Handball
Nach dem Lehrgeld kommt der Lohn: Rümelingen in der Relegation ungeschlagen
In der ersten Saisonhälfte zahlte Rümelingen in der AXA League Lehrgeld, nun erntet das Team von Trainer Yves Braconnier in der Relegationsgruppe den Lohn und kann nach einer perfekten Hinrunde anfangen, für die nächste Saison im Handball-Oberhaus zu planen.
Unter Trainer Yves Braconnier bleibt Rümelingen in der Relegation ungeschlagen Foto: Editpress/Jeff Lahr
Während am Samstag im nationalen Handball die Aufmerksamkeit vor allem dem Titelduell zwischen dem HBD und den Red Boys galt, fand gleichzeitig in der Relegationsgruppe ein Spitzenspiel statt. Die bis dahin ungeschlagenen Mannschaften aus Rümelingen und Diekirch kämpften im direkten Duell um die alleinige Tabellenführung – und damit um einen wichtigen Schritt in Richtung Klassenerhalt.
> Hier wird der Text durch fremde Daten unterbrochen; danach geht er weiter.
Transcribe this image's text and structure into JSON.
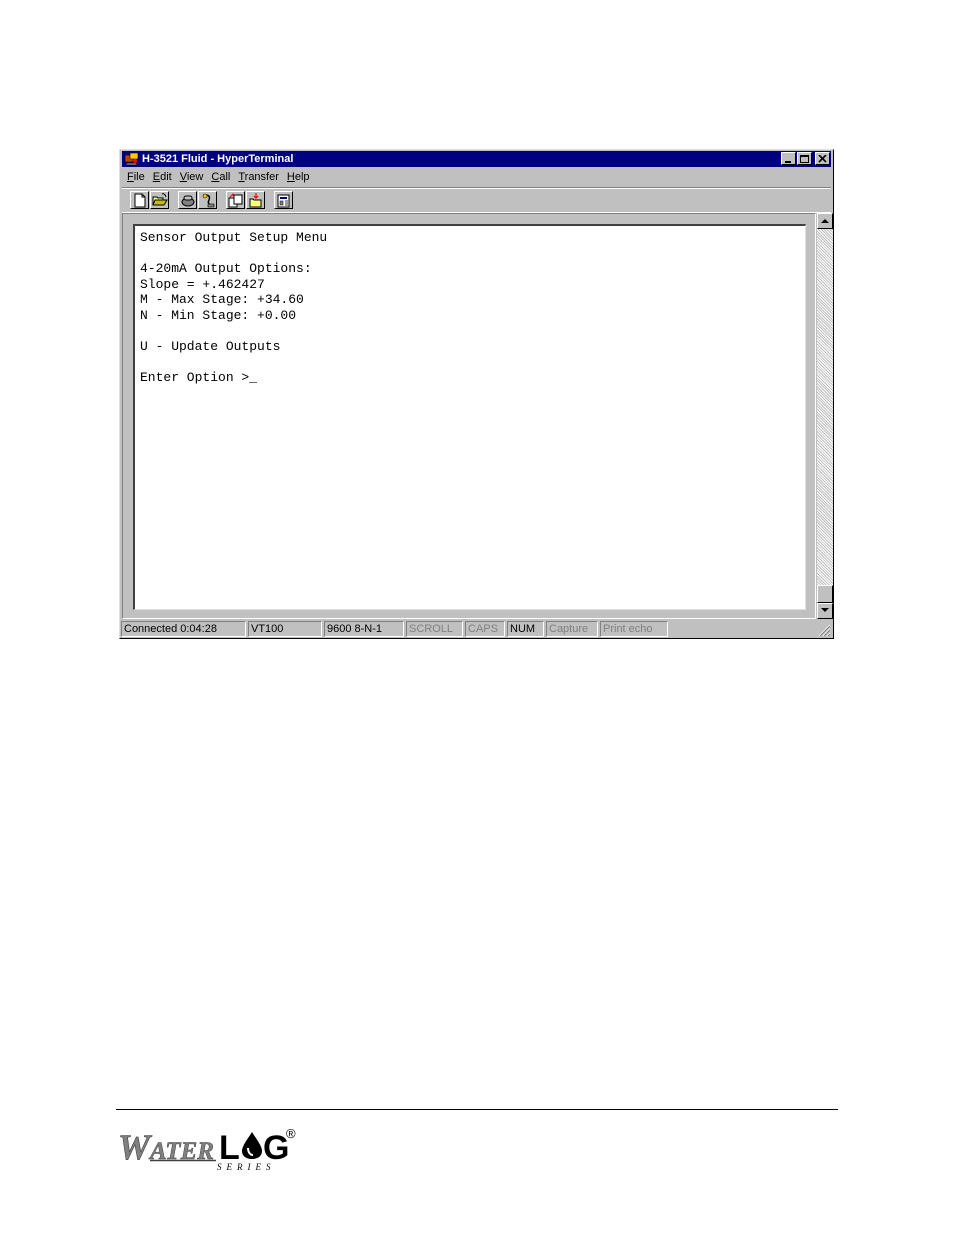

Mit 33:29 entschied Rümelingen das Spiel am Ende für sich und hat nun beste Aussichten, in der kommenden Saison wieder im Oberhaus zu spielen. „Unser Ziel ist es, jetzt für den Rest der Saison weiter ungeschlagen zu bleiben“, sagt Trainer Yves Braconnier. „Es müsste schon viel passieren, damit wir nächste Saison nicht in der AXA League spielen. Dennoch dürfen wir nicht überheblich werden, sondern müssen weiter konzentriert aufspielen. Dann sollte nichts mehr anbrennen.“
Dabei war Rümelingen vor einigen Monaten noch mit anderen Ambitionen in die Saison gestartet. Das erklärte Ziel lautete, den Sprung in die Titelgruppe zu schaffen. Nach nur einem Sieg aus 14 Spielen in der Qualifikationsphase und dem letzten Tabellenplatz folgte jedoch der Gang in die Relegationsgruppe.
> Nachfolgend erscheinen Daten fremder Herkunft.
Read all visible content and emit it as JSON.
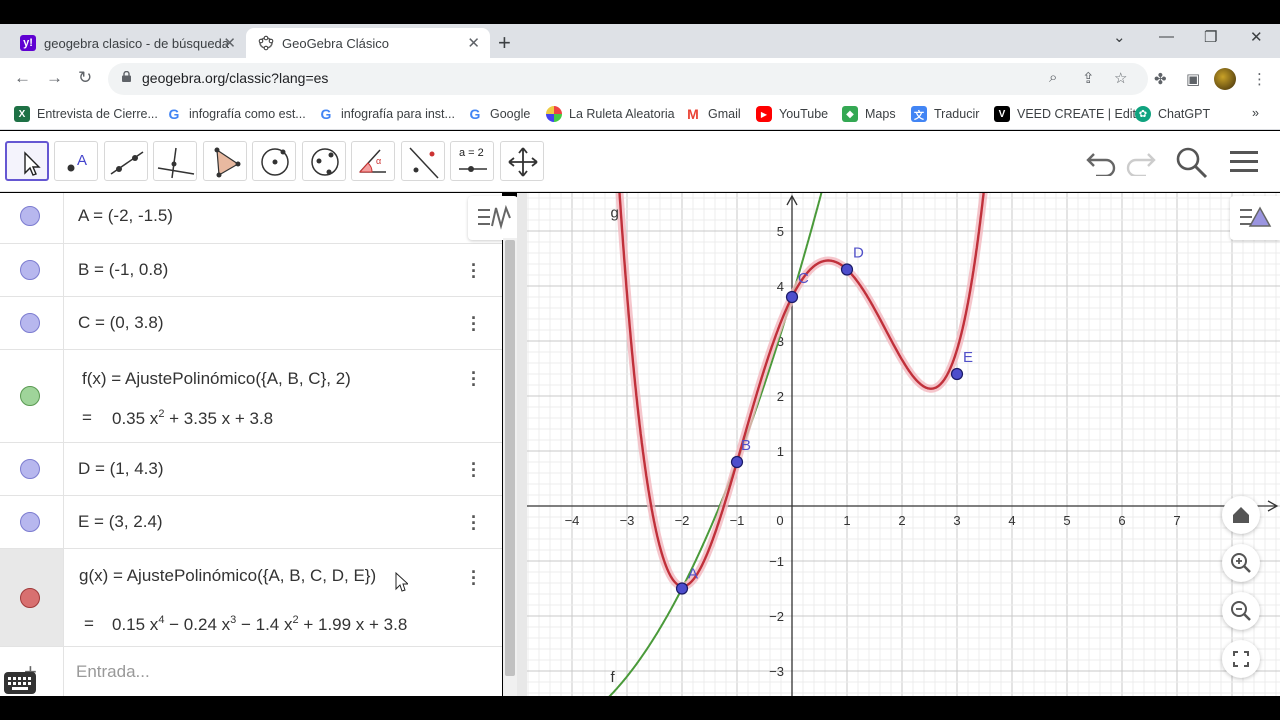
{
  "browser": {
    "tabs": [
      {
        "title": "geogebra clasico - de búsqueda",
        "icon": "yahoo-icon",
        "color": "#6001d2"
      },
      {
        "title": "GeoGebra Clásico",
        "icon": "geogebra-icon",
        "active": true
      }
    ],
    "url": "geogebra.org/classic?lang=es",
    "bookmarks": [
      {
        "label": "Entrevista de Cierre...",
        "icon": "excel-icon"
      },
      {
        "label": "infografía como est...",
        "icon": "google-icon"
      },
      {
        "label": "infografía para inst...",
        "icon": "google-icon"
      },
      {
        "label": "Google",
        "icon": "google-icon"
      },
      {
        "label": "La Ruleta Aleatoria",
        "icon": "ruleta-icon"
      },
      {
        "label": "Gmail",
        "icon": "gmail-icon"
      },
      {
        "label": "YouTube",
        "icon": "youtube-icon"
      },
      {
        "label": "Maps",
        "icon": "maps-icon"
      },
      {
        "label": "Traducir",
        "icon": "translate-icon"
      },
      {
        "label": "VEED CREATE | Edit",
        "icon": "veed-icon"
      },
      {
        "label": "ChatGPT",
        "icon": "chatgpt-icon"
      }
    ]
  },
  "toolbar": {
    "tools": [
      "move",
      "point",
      "line",
      "perpendicular",
      "polygon",
      "circle",
      "conic",
      "angle",
      "reflect",
      "slider",
      "move-view"
    ],
    "slider_label": "a = 2"
  },
  "algebra": {
    "rows": [
      {
        "text": "A = (-2, -1.5)",
        "color": "#b7b7ee"
      },
      {
        "text": "B = (-1, 0.8)",
        "color": "#b7b7ee"
      },
      {
        "text": "C = (0, 3.8)",
        "color": "#b7b7ee"
      },
      {
        "text": "f(x) = AjustePolinómico({A, B, C}, 2)",
        "color": "#9fd49a"
      },
      {
        "text": "D = (1, 4.3)",
        "color": "#b7b7ee"
      },
      {
        "text": "E = (3, 2.4)",
        "color": "#b7b7ee"
      },
      {
        "text": "g(x) = AjustePolinómico({A, B, C, D, E})",
        "color": "#d87070"
      }
    ],
    "f_eq": "=",
    "f_value": {
      "a": "0.35 x",
      "a_sup": "2",
      "b": " + 3.35 x + 3.8"
    },
    "g_value": {
      "a": "0.15 x",
      "a_sup": "4",
      "b": " − 0.24 x",
      "b_sup": "3",
      "c": " − 1.4 x",
      "c_sup": "2",
      "d": " + 1.99 x + 3.8"
    },
    "input_placeholder": "Entrada...",
    "plus": "+"
  },
  "graph": {
    "x_ticks": [
      "−4",
      "−3",
      "−2",
      "−1",
      "0",
      "1",
      "2",
      "3",
      "4",
      "5",
      "6",
      "7"
    ],
    "y_ticks": [
      "5",
      "4",
      "3",
      "2",
      "1",
      "−1",
      "−2",
      "−3"
    ],
    "points": [
      {
        "name": "A",
        "x": -2,
        "y": -1.5
      },
      {
        "name": "B",
        "x": -1,
        "y": 0.8
      },
      {
        "name": "C",
        "x": 0,
        "y": 3.8
      },
      {
        "name": "D",
        "x": 1,
        "y": 4.3
      },
      {
        "name": "E",
        "x": 3,
        "y": 2.4
      }
    ],
    "curve_labels": {
      "f": "f",
      "g": "g"
    },
    "colors": {
      "f": "#4a9a3a",
      "g": "#c0303a",
      "point": "#4d4dcc"
    }
  }
}
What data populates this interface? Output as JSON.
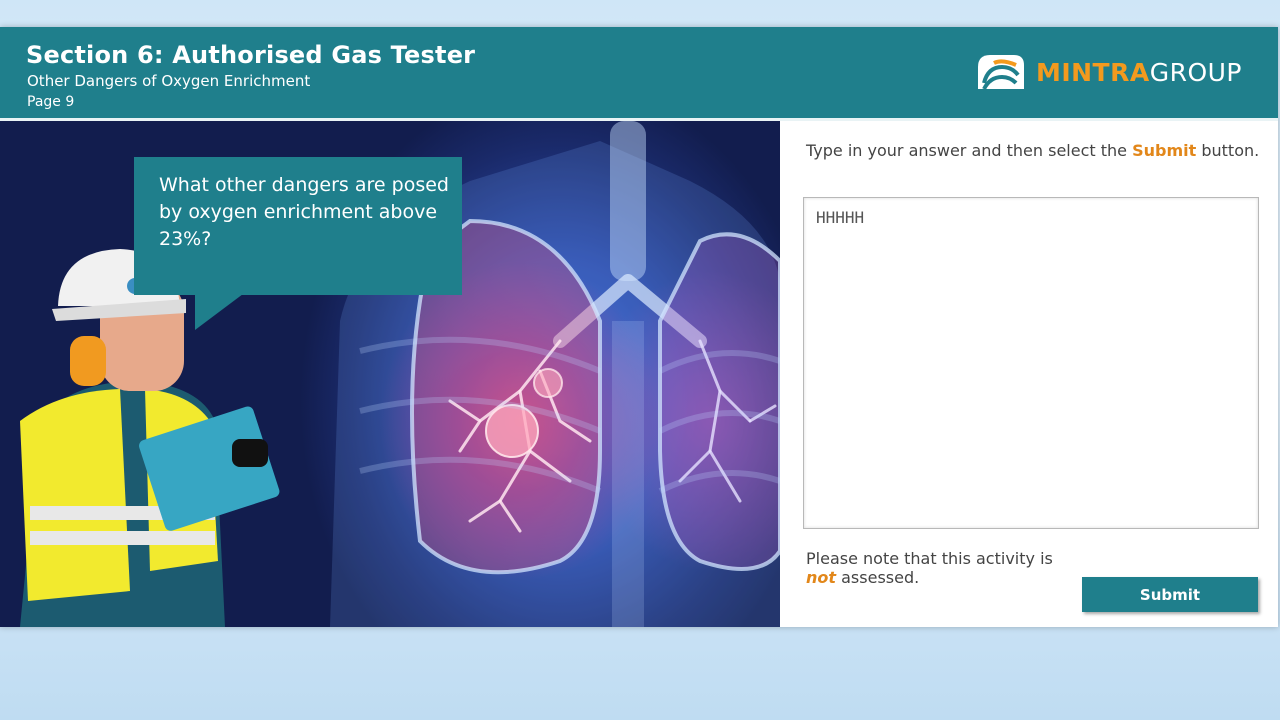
{
  "header": {
    "title": "Section 6: Authorised Gas Tester",
    "subtitle": "Other Dangers of Oxygen Enrichment",
    "page": "Page 9",
    "logo_text_a": "MINTRA",
    "logo_text_b": "GROUP"
  },
  "scene": {
    "question": "What other dangers are posed by oxygen enrichment above 23%?",
    "illustration": "gas-tester-worker-with-tablet",
    "background": "lungs-xray"
  },
  "panel": {
    "instruction_pre": "Type in your answer and then select the ",
    "instruction_bold": "Submit",
    "instruction_post": " button.",
    "answer_value": "HHHHH",
    "note_pre": "Please note that this activity is ",
    "note_em": "not",
    "note_post": " assessed.",
    "submit_label": "Submit"
  },
  "colors": {
    "teal": "#1f7f8c",
    "orange": "#f39a1e"
  }
}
„Qualitativ haben wir nicht die Spieler wie alle anderen Mannschaften. Wir hatten gehofft, das als Team zu lösen“, so Braconnier. „Das ist uns phasenweise gelungen, aber unser Kader war letztlich zu klein, um das konstant durchzuziehen. Es ist auch schwer, oben zu spielen, wo man zwar gegen die Top-Mannschaften 30 Minuten mithalten kann, dann aber abgeschossen wird. Um das Selbstvertrauen wieder aufzubauen, war es deswegen gut, jetzt in die Relegation zu müssen.“
Dort wurde der Klassenerhalt sofort als klares Ziel ausgegeben. Als Hauptgegner um eines der beiden Tickets für die AXA League der kommenden Saison hatten die Rümelinger Diekirch, das ebenfalls aus dem Oberhaus in die Relegation musste, sowie Petingen, den Tabellenersten der Promotion, ausgemacht.
Niederlagen tragen jetzt Früchte
„Petingen war ein wenig eine Unbekannte, wir haben sie sehr stark erwartet“, so Braconnier. Immerhin war der HBP davor unbesiegt durch die zweite Liga marschiert – und das auf beeindruckende Weise. Lediglich ihr erstes Saisonspiel gewannen die Petinger nur knapp mit einem Tor Unterschied gegen Leudelingen. Alle anderen Partien entschieden sie deutlich mit mindestens sieben und maximal 22 Toren für sich.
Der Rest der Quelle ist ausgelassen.